Our federal government—and some local governments—still penalizes individuals for exercising their natural rights to smoke and barter pot despite most states’ decriminalization of the very same act. Because of that criminalization, some might say that we are bad people. Only bad people break the law, they opine. This stigmatization is one of the ways the war on cannabis has harmed communities. The stigma of being a criminal has created caste and shame. It has made some alter their lives to conceal indulgence in a plant that does more good than harm.
Ironically as I write this blog, I’m at a hotel in National Harbor, Maryland. I’m here attending the NADCP’s (National Association of Drug Court Professionals) RISE21 convention. This is where attorneys, probation officers, and other court officials meet annually to inform and educate each other on the progress and developments in drug treatment and related criminal diversion programs. A guest in one of the sessions stated that the courts were becoming too lenient with substance abusers. Instead of allowing them to walk free after breaking rules of sobriety, the courts should throw the consumers in jail for the weekend to encourage them to be more obedient, he suggested. Upon hearing this, I couldn’t help but think of how this perception stigmatizes substance users as bad people—so bad that they deserve to spend the weekend in jail.
When will we reach the point in America where we stop perceiving everyone who steps beyond the bounds of manmade law as bad people? Today, our federal government still treats marijuana as a Schedule One drug. An actual War on Drugs was declared. And despite many states decriminalizing pot, there are still many Americans perceiving pot peddlers and consumers are bad people. This guy at the convention appeared to be one of such.
But let’s not allow the term “criminal” to define us as bad people. Rosa Parks once stepped beyond the laws by sitting at the front of the bus. Martin Luther King Jr. on many occasions stepped beyond the laws of the land in his fight for freedom and equality. Harriet Tubman broke myriad laws as she crossed the Mason Dixie to help free slaves at night. Did that make them criminals? Sadly, by the judging eyes of manmade law, it did. Did that make them bad people? Of course not. Sometimes the laws are bad, and breaking them doesn’t necessarily make one a bad person or detriment to society. Law does not define character. The courage to disregard them for the sake of freedom and humanity does.

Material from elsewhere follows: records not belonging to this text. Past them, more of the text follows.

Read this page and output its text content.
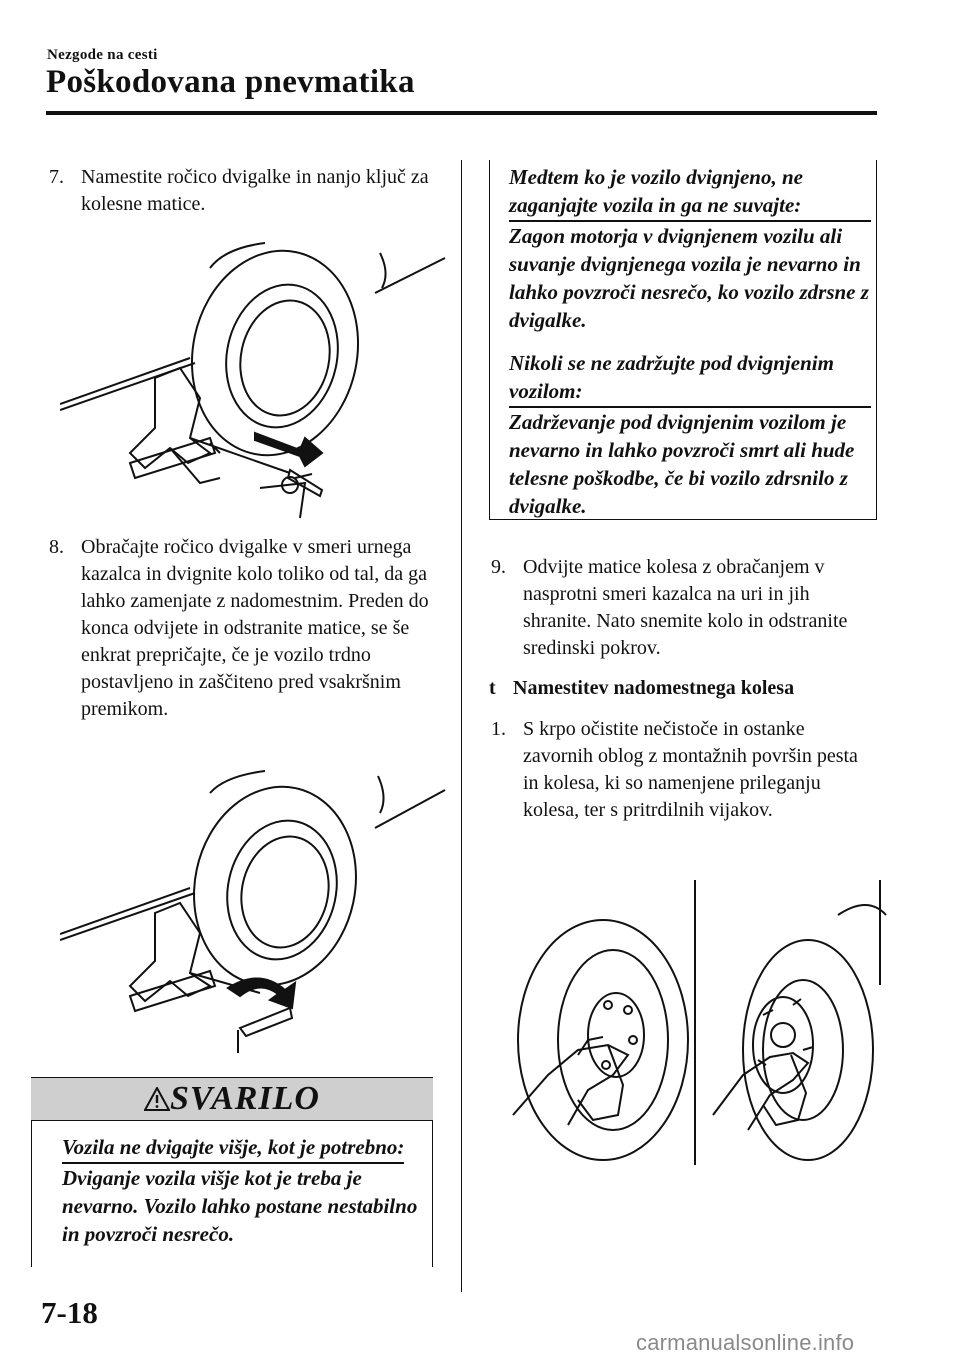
Nezgode na cesti
Poškodovana pnevmatika
7. Namestite ročico dvigalke in nanjo ključ za kolesne matice.
8. Obračajte ročico dvigalke v smeri urnega kazalca in dvignite kolo toliko od tal, da ga lahko zamenjate z nadomestnim. Preden do konca odvijete in odstranite matice, se še enkrat prepričajte, če je vozilo trdno postavljeno in zaščiteno pred vsakršnim premikom.
SVARILO
Vozila ne dvigajte višje, kot je potrebno:
Dviganje vozila višje kot je treba je nevarno. Vozilo lahko postane nestabilno in povzroči nesrečo.
Medtem ko je vozilo dvignjeno, ne zaganjajte vozila in ga ne suvajte:
Zagon motorja v dvignjenem vozilu ali suvanje dvignjenega vozila je nevarno in lahko povzroči nesrečo, ko vozilo zdrsne z dvigalke.
Nikoli se ne zadržujte pod dvignjenim vozilom:
Zadrževanje pod dvignjenim vozilom je nevarno in lahko povzroči smrt ali hude telesne poškodbe, če bi vozilo zdrsnilo z dvigalke.
9. Odvijte matice kolesa z obračanjem v nasprotni smeri kazalca na uri in jih shranite. Nato snemite kolo in odstranite sredinski pokrov.
t Namestitev nadomestnega kolesa
1. S krpo očistite nečistoče in ostanke zavornih oblog z montažnih površin pesta in kolesa, ki so namenjene prileganju kolesa, ter s pritrdilnih vijakov.
7-18
carmanualsonline.info
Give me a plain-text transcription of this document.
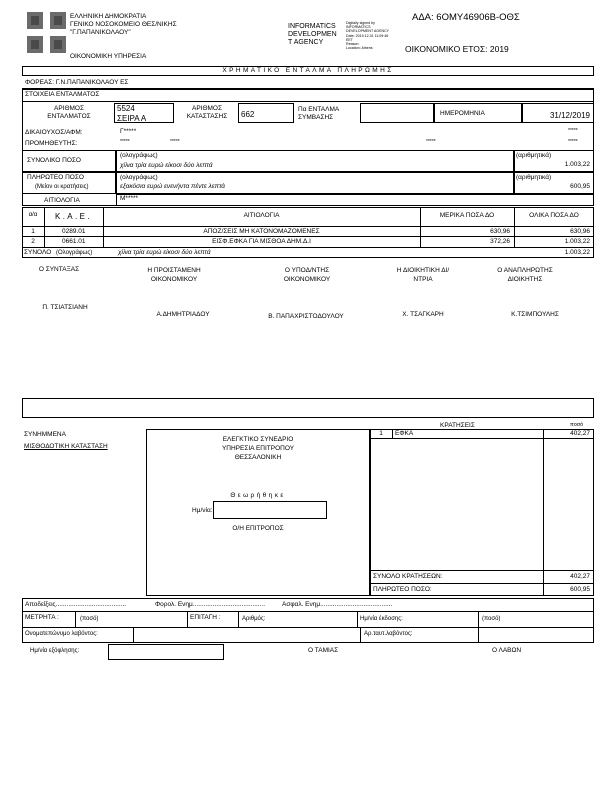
ΕΛΛΗΝΙΚΗ ΔΗΜΟΚΡΑΤΙΑ
ΓΕΝΙΚΟ ΝΟΣΟΚΟΜΕΙΟ ΘΕΣ/ΝΙΚΗΣ
"Γ.ΠΑΠΑΝΙΚΟΛΑΟΥ"
ΟΙΚΟΝΟΜΙΚΗ ΥΠΗΡΕΣΙΑ
INFORMATICS
DEVELOPMEN
T AGENCY
Digitally signed by
INFORMATICS
DEVELOPMENT AGENCY
Date: 2019.12.31 11:09:46
EET
Reason:
Location: Athens
ΑΔΑ: 6ΟΜΥ46906Β-ΟΘΣ
ΟΙΚΟΝΟΜΙΚΟ ΕΤΟΣ: 2019
ΧΡΗΜΑΤΙΚΟ ΕΝΤΑΛΜΑ ΠΛΗΡΩΜΗΣ
ΦΟΡΕΑΣ: Γ.Ν.ΠΑΠΑΝΙΚΟΛΑΟΥ ΕΣ
ΣΤΟΙΧΕΙΑ ΕΝΤΑΛΜΑΤΟΣ
ΑΡΙΘΜΟΣ ΕΝΤΑΛΜΑΤΟΣ
5524
ΣΕΙΡΑ Α
ΑΡΙΘΜΟΣ ΚΑΤΑΣΤΑΣΗΣ	662
Πα ΕΝΤΑΛΜΑ ΣΥΜΒΑΣΗΣ
ΗΜΕΡΟΜΗΝΙΑ	31/12/2019
ΔΙΚΑΙΟΥΧΟΣ/ΑΦΜ:	Γ*****	*****
ΠΡΟΜΗΘΕΥΤΗΣ:	*****	*****	*****	*****
ΣΥΝΟΛΙΚΟ ΠΟΣΟ
(ολογράφως)
χίλια τρία ευρώ είκοσι δύο λεπτά
(αριθμητικά)
1.003,22
ΠΛΗΡΩΤΕΟ ΠΟΣΟ
(Μείον οι κρατήσεις)
(ολογράφως)
εξακόσια ευρώ ενενήντα πέντε λεπτά
(αριθμητικά)
600,95
ΑΙΤΙΟΛΟΓΙΑ	Μ*****
α/α	Κ.Α.Ε.	ΑΙΤΙΟΛΟΓΙΑ	ΜΕΡΙΚΑ ΠΟΣΑ ΔΟ	ΟΛΙΚΑ ΠΟΣΑ ΔΟ
1	0289.01	ΑΠΟΖ/ΣΕΙΣ ΜΗ ΚΑΤΟΝΟΜΑΖΟΜΕΝΕΣ	630,96	630,96
2	0661.01	ΕΙΣΦ.ΕΦΚΑ ΓΙΑ ΜΙΣΘΟΑ ΔΗΜ.Δ.Ι	372,26	1.003,22
ΣΥΝΟΛΟ (Ολογράφως)	χίλια τρία ευρώ είκοσι δύο λεπτά	1.003,22
Ο ΣΥΝΤΑΞΑΣ	Η ΠΡΟΙΣΤΑΜΕΝΗ ΟΙΚΟΝΟΜΙΚΟΥ
Ο ΥΠΟΔ/ΝΤΗΣ ΟΙΚΟΝΟΜΙΚΟΥ
Η ΔΙΟΙΚΗΤΙΚΗ ΔΙ/ΝΤΡΙΑ
Ο ΑΝΑΠΛΗΡΩΤΗΣ ΔΙΟΙΚΗΤΗΣ
Π. ΤΣΙΑΤΣΙΑΝΗ
Α.ΔΗΜΗΤΡΙΑΔΟΥ	Β. ΠΑΠΑΧΡΙΣΤΟΔΟΥΛΟΥ	Χ. ΤΣΑΓΚΑΡΗ	Κ.ΤΣΙΜΠΟΥΛΗΣ
ΣΥΝΗΜΜΕΝΑ
ΜΙΣΘΟΔΟΤΙΚΗ ΚΑΤΑΣΤΑΣΗ
ΕΛΕΓΚΤΙΚΟ ΣΥΝΕΔΡΙΟ
ΥΠΗΡΕΣΙΑ ΕΠΙΤΡΟΠΟΥ
ΘΕΣΣΑΛΟΝΙΚΗ
Θεωρήθηκε
Ημ/νία:
Ο/Η ΕΠΙΤΡΟΠΟΣ
ΚΡΑΤΗΣΕΙΣ	ποσό
1	ΕΦΚΑ	402,27
ΣΥΝΟΛΟ ΚΡΑΤΗΣΕΩΝ:	402,27
ΠΛΗΡΩΤΕΟ ΠΟΣΟ:	600,95
Αποδείξεις.......................................	Φορολ. Ενημ........................................	Ασφαλ. Ενημ........................................
ΜΕΤΡΗΤΑ :	(ποσό)	ΕΠΙΤΑΓΗ :	Αριθμός:	Ημ/νία έκδοσης:	(ποσό)
Ονοματεπώνυμο λαβόντος:	Αρ.ταυτ.λαβόντος:
Ημ/νία εξόφλησης:	Ο ΤΑΜΙΑΣ	Ο ΛΑΒΩΝ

Now, here we are today in a country that still criminalizes marijuana. I was sentenced to 420 months in prison followed by eight years of probation for attempting to possess it. Many are still behind bars because of this leaf. People in inner cities are still being arrested for it, facing lifelong consequences that impact their livelihood and potential. Criminals indeed, according to the law. And perhaps you too will be called a criminal for purchasing this substance that is legal in your state, but illegal under federal law. I can assure you, though, that this will not define your character. However, if you give in to these negative perceptions or are apathetic to the negative impacts of this War on Drugs, history will judge your character.
So, for this month of awareness in the war against cannabis, as you purchase, consume and exchange your cannabis, remember those of us who were negatively impacted by its criminalization. Join forces with us “bad people” by being openminded and spreading the word that our character—and yours, too—is not determined by our involvement with cannabis. Better, perhaps we are rebels with the cause to decriminalize the growth, possession, distribution and consumption of marijuana.